Hydrogel encapsulation was compared against microcarrier beads as a substrate for C2C12 muscle cells. Microcarrier beads are commonly used for suspension culture of adherent cell lines. However, the irregular monolayer that forms on the surface of clustered microcarriers may not accurately model solid muscle tissue. In contrast, encapsulation of muscle cells in an alginate hydrogel creates a three-dimensional tissue model of consistent size and cell density.
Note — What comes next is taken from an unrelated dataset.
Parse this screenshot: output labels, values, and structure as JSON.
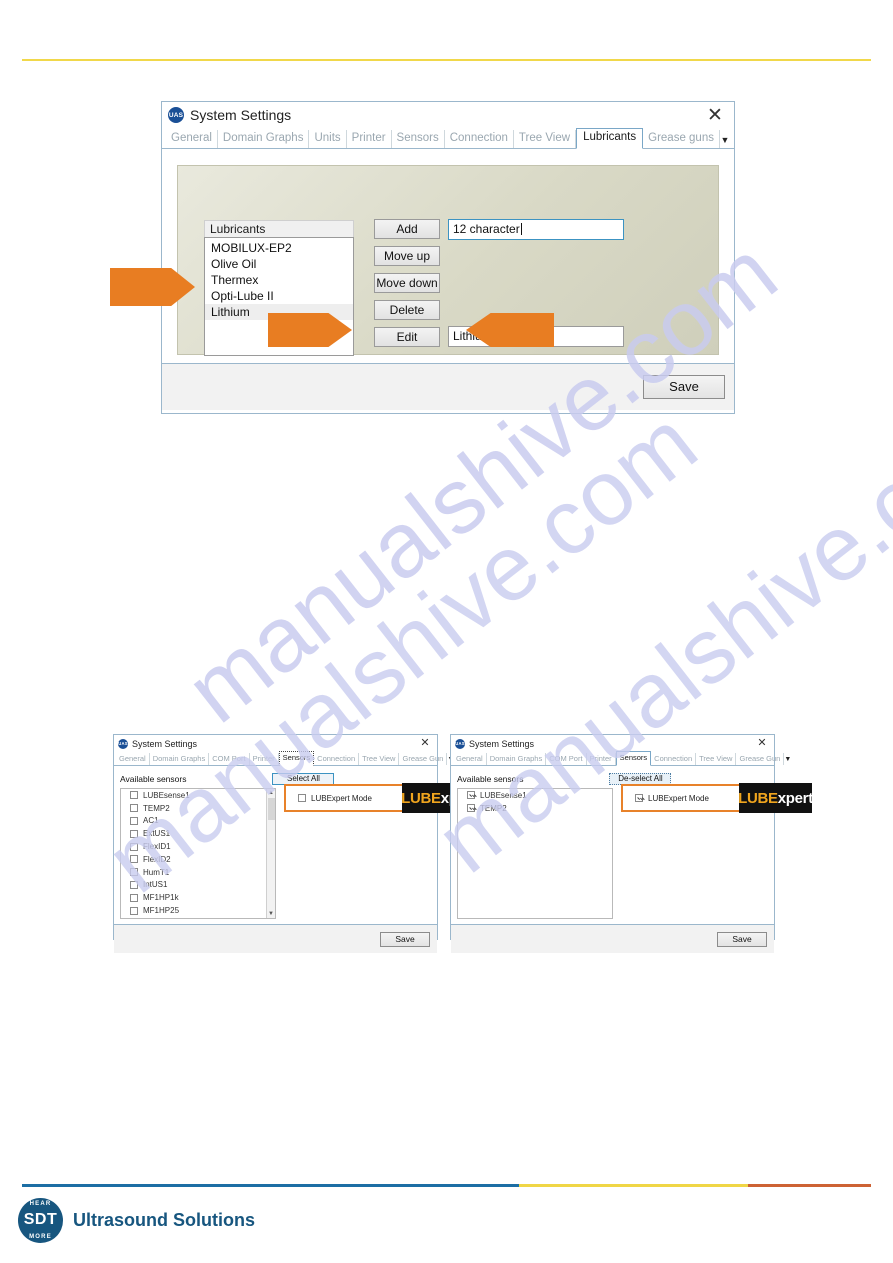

Preliminary results indicate minor DNA damage in cells exposed to 20 μCi cesium-137 for 15 days with no significant differences in viability. Exposure to radiation and simulated microgravity is expected to induce a stress response from reactive oxygen species, increasing intracellular heme oxygenase 1. Metabolic processes that result in the release of alanine are expected to decrease in the presence of radiation and simulated microgravity. We anticipate that radiation will exacerbate the atrophic effects of microgravity on muscle cells. Simulation of microgravity and spaceflight radiation will provide a valuable platform for drug discovery and an understanding of the progression of normal to a disease state.